Payton, Barbara (pulp fiction writer)

 

(1927-1967)

Barbara Payton’s I Am Not Ashamed, a sordid autobiography of lurid self-revelation, a warts-and-all (and then more warts) expose of the starlet’s rise and fall, is one of the eternal classics of pulp Holly-woodiana. Payton, a statuesque blonde from Clo-quet, Minnesota, was discovered by studio talent scouts in the late 1940s, and by 1950 she was acting opposite such stars as Gary Cooper (Dallas) and James Cagney (Kiss Tomorrow Goodbye). Pay-ton looked great on screen, but she got more attention from her famous suitors than she did from moviegoers. She found herself in a tempestuous love triangle with two actor beaus, the sophisticated leading man Franchot Tone and burly B-pic-ture lead Tom Neal (best known as the star of the 1945 film Detour). The men fought over her, and Tone ended up in the hospital with a brain concussion. She later married him, briefly. She then went back to Tom Neal, but this relationship did not last, either. Whether because of the bad publicity she had received, her lack of magic on the screen, her penchant for self-destruction, or just bad luck, her career jumped off the tracks. Unemployable, a boozer, money gone, looks gone, Payton’s life spun out of control with surprising rapidity and she landed in the gutter as a street prostitute, turning tricks for a couple of dollars or free drinks.

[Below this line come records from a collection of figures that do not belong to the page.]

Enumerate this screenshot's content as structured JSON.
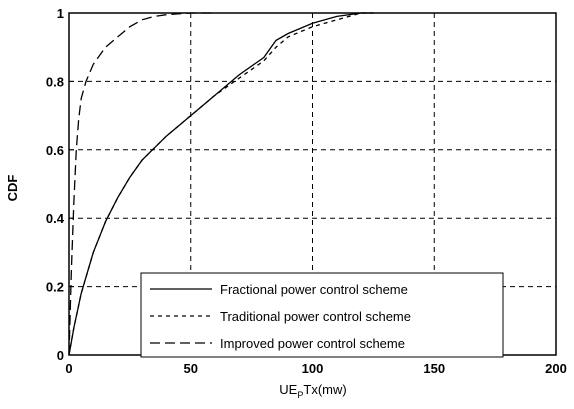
{
  "chart_data": {
    "type": "line",
    "xlabel": {
      "main": "UE",
      "sub": "P",
      "rest": "Tx(mw)"
    },
    "ylabel": "CDF",
    "xlim": [
      0,
      200
    ],
    "ylim": [
      0,
      1
    ],
    "x_ticks": [
      "0",
      "50",
      "100",
      "150",
      "200"
    ],
    "y_ticks": [
      "0",
      "0.2",
      "0.4",
      "0.6",
      "0.8",
      "1"
    ],
    "x_tick_values": [
      0,
      50,
      100,
      150,
      200
    ],
    "y_tick_values": [
      0,
      0.2,
      0.4,
      0.6,
      0.8,
      1
    ],
    "grid": true,
    "legend_position": "bottom-right",
    "series": [
      {
        "name": "Fractional power control scheme",
        "dash": "solid",
        "color": "#000000",
        "x": [
          0,
          2,
          5,
          10,
          15,
          20,
          25,
          30,
          40,
          50,
          60,
          70,
          80,
          85,
          90,
          100,
          110,
          120,
          125
        ],
        "y": [
          0,
          0.08,
          0.18,
          0.3,
          0.39,
          0.46,
          0.52,
          0.57,
          0.64,
          0.7,
          0.76,
          0.82,
          0.87,
          0.92,
          0.94,
          0.97,
          0.99,
          1.0,
          1.0
        ]
      },
      {
        "name": "Traditional power control scheme",
        "dash": "4,4",
        "color": "#000000",
        "x": [
          0,
          2,
          5,
          10,
          15,
          20,
          25,
          30,
          40,
          50,
          60,
          70,
          80,
          85,
          90,
          100,
          110,
          120,
          125
        ],
        "y": [
          0,
          0.08,
          0.18,
          0.3,
          0.39,
          0.46,
          0.52,
          0.57,
          0.64,
          0.7,
          0.76,
          0.81,
          0.86,
          0.9,
          0.93,
          0.96,
          0.98,
          1.0,
          1.0
        ]
      },
      {
        "name": "Improved power control scheme",
        "dash": "10,5",
        "color": "#000000",
        "x": [
          0,
          1,
          2,
          3,
          4,
          5,
          7,
          10,
          15,
          20,
          25,
          30,
          35,
          40,
          50,
          60
        ],
        "y": [
          0,
          0.25,
          0.45,
          0.6,
          0.69,
          0.75,
          0.8,
          0.85,
          0.9,
          0.93,
          0.96,
          0.98,
          0.99,
          0.995,
          1.0,
          1.0
        ]
      }
    ]
  }
}
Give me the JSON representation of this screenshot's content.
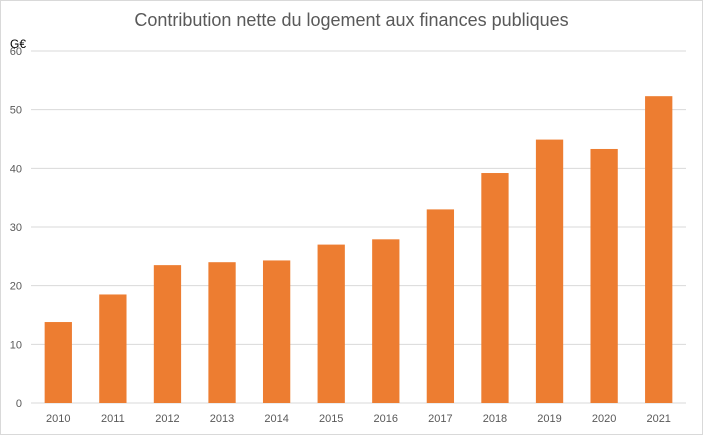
{
  "chart_data": {
    "type": "bar",
    "title": "Contribution nette du logement aux finances publiques",
    "ylabel": "G€",
    "xlabel": "",
    "categories": [
      "2010",
      "2011",
      "2012",
      "2013",
      "2014",
      "2015",
      "2016",
      "2017",
      "2018",
      "2019",
      "2020",
      "2021"
    ],
    "values": [
      13.8,
      18.5,
      23.5,
      24.0,
      24.3,
      27.0,
      27.9,
      33.0,
      39.2,
      44.9,
      43.3,
      52.3
    ],
    "ylim": [
      0,
      60
    ],
    "yticks": [
      0,
      10,
      20,
      30,
      40,
      50,
      60
    ],
    "grid": true,
    "legend": "none",
    "bar_color": "#ED7D31",
    "grid_color": "#D9D9D9"
  }
}
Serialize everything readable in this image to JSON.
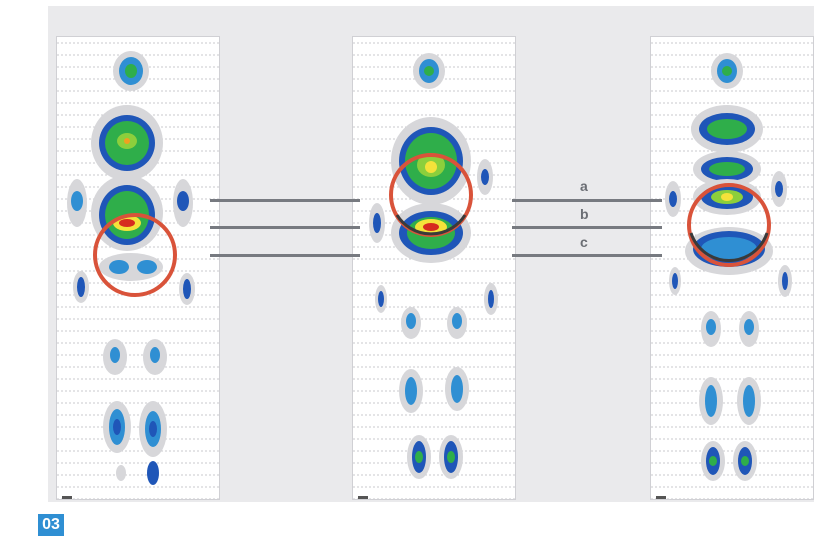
{
  "figure": {
    "badge": "03"
  },
  "scale": {
    "colors": [
      "#d62b1f",
      "#f0a020",
      "#f4e23a",
      "#8ccf3c",
      "#2fae4a",
      "#18a6c9",
      "#1f56b8",
      "#bdbdbd",
      "#e6e6e6"
    ]
  },
  "connectors": [
    {
      "label": "a"
    },
    {
      "label": "b"
    },
    {
      "label": "c"
    }
  ],
  "panels": [
    {
      "id": "left"
    },
    {
      "id": "middle"
    },
    {
      "id": "right"
    }
  ],
  "highlight_circles": {
    "stroke": "#d9533a",
    "stroke_inner": "#3a3a3a"
  }
}
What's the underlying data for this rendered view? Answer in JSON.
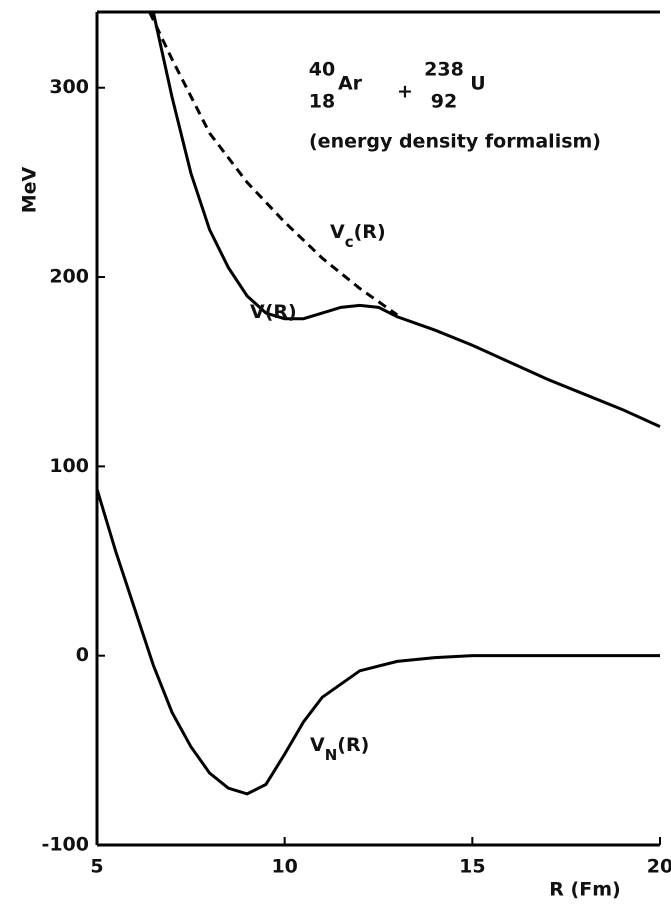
{
  "chart_data": {
    "type": "line",
    "ylabel": "MeV",
    "xlabel": "R (Fm)",
    "xlim": [
      5,
      20
    ],
    "ylim": [
      -100,
      340
    ],
    "xticks": [
      5,
      10,
      15,
      20
    ],
    "yticks": [
      -100,
      0,
      100,
      200,
      300
    ],
    "reaction": {
      "a_mass": "40",
      "a_z": "18",
      "a_sym": "Ar",
      "plus": "+",
      "b_mass": "238",
      "b_z": "92",
      "b_sym": "U"
    },
    "subtitle": "(energy density formalism)",
    "series": [
      {
        "label": {
          "main": "V(R)"
        },
        "color": "#000000",
        "dash": false,
        "x": [
          6.5,
          7,
          7.5,
          8,
          8.5,
          9,
          9.5,
          10,
          10.5,
          11,
          11.5,
          12,
          12.5,
          13,
          14,
          15,
          16,
          17,
          18,
          19,
          20
        ],
        "values": [
          340,
          295,
          255,
          225,
          205,
          190,
          181,
          178,
          178,
          181,
          184,
          185,
          184,
          179,
          172,
          164,
          155,
          146,
          138,
          130,
          121
        ]
      },
      {
        "label": {
          "main": "V",
          "sub": "c",
          "rest": "(R)"
        },
        "color": "#000000",
        "dash": true,
        "x": [
          6.4,
          7,
          8,
          9,
          10,
          11,
          12,
          13
        ],
        "values": [
          340,
          315,
          276,
          250,
          229,
          210,
          194,
          180
        ]
      },
      {
        "label": {
          "main": "V",
          "sub": "N",
          "rest": "(R)"
        },
        "color": "#000000",
        "dash": false,
        "x": [
          5,
          5.5,
          6,
          6.5,
          7,
          7.5,
          8,
          8.5,
          9,
          9.5,
          10,
          10.5,
          11,
          12,
          13,
          14,
          15,
          17,
          20
        ],
        "values": [
          88,
          55,
          25,
          -5,
          -30,
          -48,
          -62,
          -70,
          -73,
          -68,
          -52,
          -35,
          -22,
          -8,
          -3,
          -1,
          0,
          0,
          0
        ]
      }
    ]
  }
}
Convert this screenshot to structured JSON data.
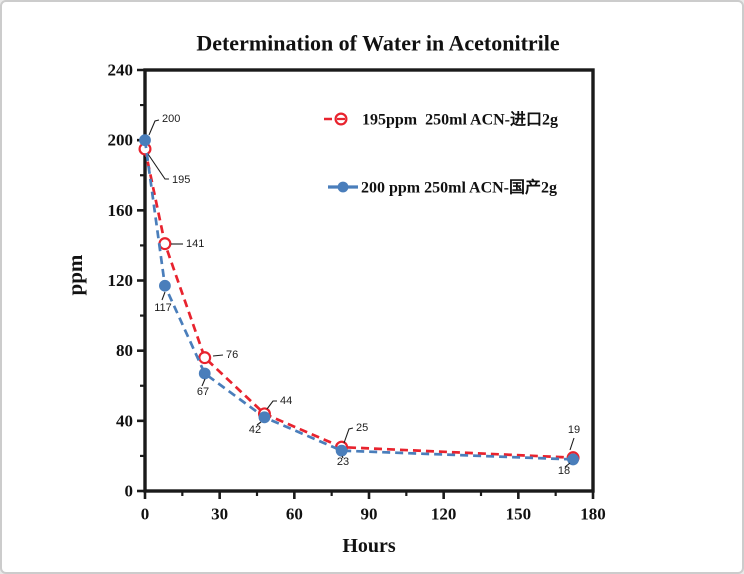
{
  "card": {
    "background": "#ffffff",
    "border_color": "#cccccc"
  },
  "chart_data": {
    "type": "line",
    "title": "Determination of Water in Acetonitrile",
    "xlabel": "Hours",
    "ylabel": "ppm",
    "xlim": [
      0,
      180
    ],
    "ylim": [
      0,
      240
    ],
    "x_major_ticks": [
      0,
      30,
      60,
      90,
      120,
      150,
      180
    ],
    "x_minor_ticks": [
      15,
      45,
      75,
      105,
      135,
      165
    ],
    "y_major_ticks": [
      0,
      40,
      80,
      120,
      160,
      200,
      240
    ],
    "y_minor_ticks": [
      20,
      60,
      100,
      140,
      180,
      220
    ],
    "grid": false,
    "axis_color": "#1a1a1a",
    "legend_position": "inside-upper-center",
    "series": [
      {
        "name": "195ppm  250ml ACN-进口2g",
        "color": "#e8232e",
        "marker": "open-circle",
        "line_style": "dashed",
        "x": [
          0,
          8,
          24,
          48,
          79,
          172
        ],
        "values": [
          195,
          141,
          76,
          44,
          25,
          19
        ],
        "point_labels": [
          "195",
          "141",
          "76",
          "44",
          "25",
          "19"
        ]
      },
      {
        "name": "200 ppm 250ml ACN-国产2g",
        "color": "#4a7ebb",
        "marker": "filled-circle",
        "line_style": "dashed",
        "x": [
          0,
          8,
          24,
          48,
          79,
          172
        ],
        "values": [
          200,
          117,
          67,
          42,
          23,
          18
        ],
        "point_labels": [
          "200",
          "117",
          "67",
          "42",
          "23",
          "18"
        ]
      }
    ]
  }
}
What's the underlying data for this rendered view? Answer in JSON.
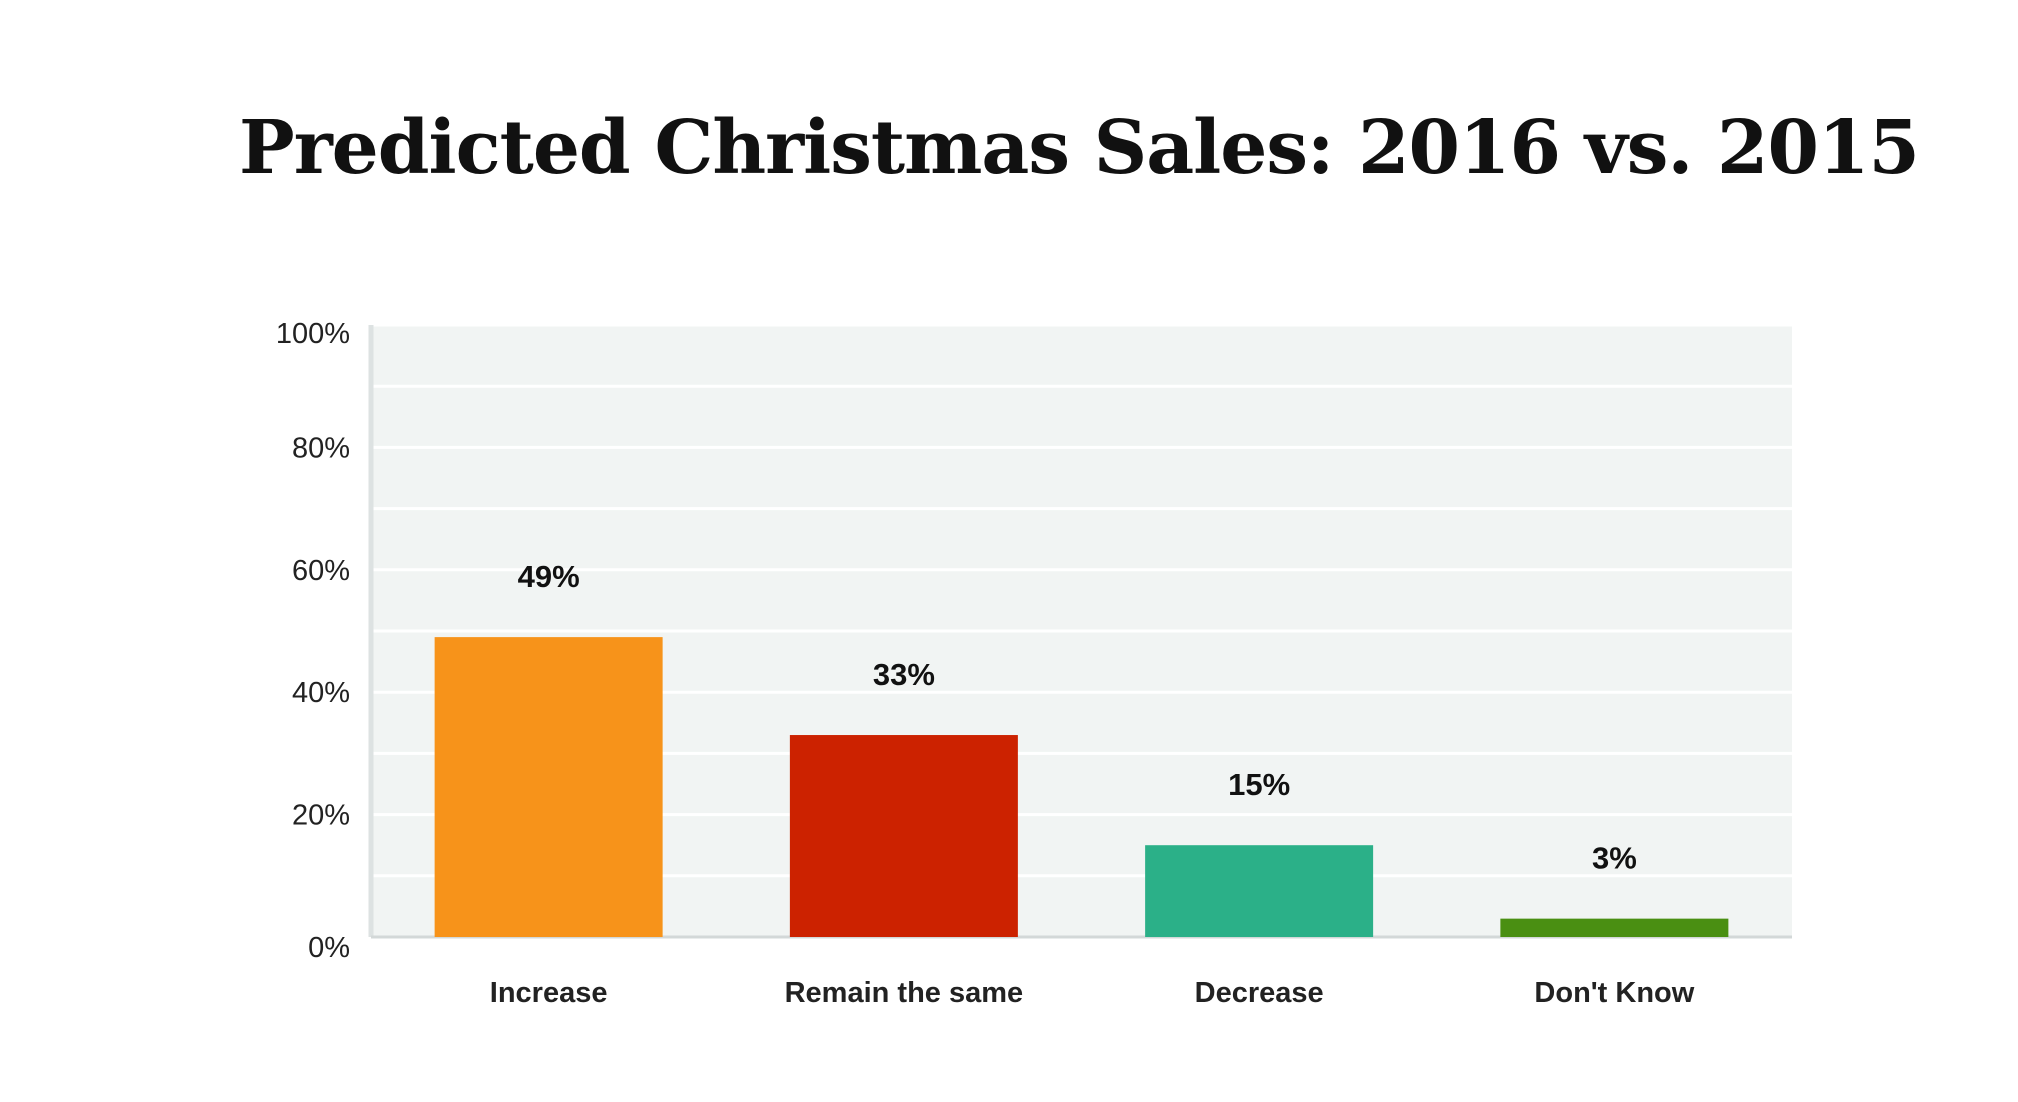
{
  "chart_data": {
    "type": "bar",
    "title": "Predicted Christmas Sales: 2016 vs. 2015",
    "categories": [
      "Increase",
      "Remain the same",
      "Decrease",
      "Don't Know"
    ],
    "values": [
      49,
      33,
      15,
      3
    ],
    "data_labels": [
      "49%",
      "33%",
      "15%",
      "3%"
    ],
    "colors": [
      "#f7931a",
      "#cc2200",
      "#2bb088",
      "#4a8f12"
    ],
    "ylim": [
      0,
      100
    ],
    "yticks": [
      0,
      20,
      40,
      60,
      80,
      100
    ],
    "ytick_labels": [
      "0%",
      "20%",
      "40%",
      "60%",
      "80%",
      "100%"
    ],
    "grid": true,
    "xlabel": "",
    "ylabel": ""
  }
}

It happened that one of Payton’s regular watering holes was a dive not far from the offices of a low-budget paperback developer named Holloway House. Not yet having begun to specialize in the “Black Experience” novels of iceberg slim, Donald goines, and other writers, the owners of Hol-loway House were then in the market for exposes and exploitable showbiz stories. Payton, who had already told many of the lurid details of her life in a notorious article in Confidential magazine, now agreed to tell even more of them in a paperback topic.

Working by dictation, Payton spewed her story, from the first days in the movie capital, dating the likes of Gregory Peck and other big stars, through each stage of her decline and fall: the casting-couch incidents, producers peddling her sexual favors to get funding for a sinking B-picture, and the final slide into Skid Row alcoholism and hooking. Payton’s story was so sordid and her viewpoint so distorted by booze and bad luck by the time of the topic’s creation that her idea of a ray of hope in her life is the time a john helped her find a pimp:

One night I realized I was in bed with a Negro. He was gentle and kind to me. “You aren’t capable of running this kind of operation. You need a protector, a pimp. Someone who watches out for you, pays your rent, collects money for you.” He gave me five dollars. Five dollars! Then he gave me a name he suggested I call . . .

The pimp does right by her, at least by Payton’s diluted reasoning: “I never saw any money but he kept me eating and drinking. I was grateful for that. When I had time I would write poetry and my pimp liked it. He was proud of my writing. I had crying spells though and once a John knifed me because I wouldn’t do what he wanted. Thirty-eight stitches from my fleshy belly down . . .”

I Am Not Ashamed was released in 1963. The topic apparently sold reasonably well, perhaps nowhere better than in the movie capital itself, where, for a time, Payton’s outrageous revelations enlivened the chitchat on the Hollywood party circuit. The actress/memoirist wandered down to Mexico, where the effects of alcoholism and other ailments took their toll. She died at the age of 40.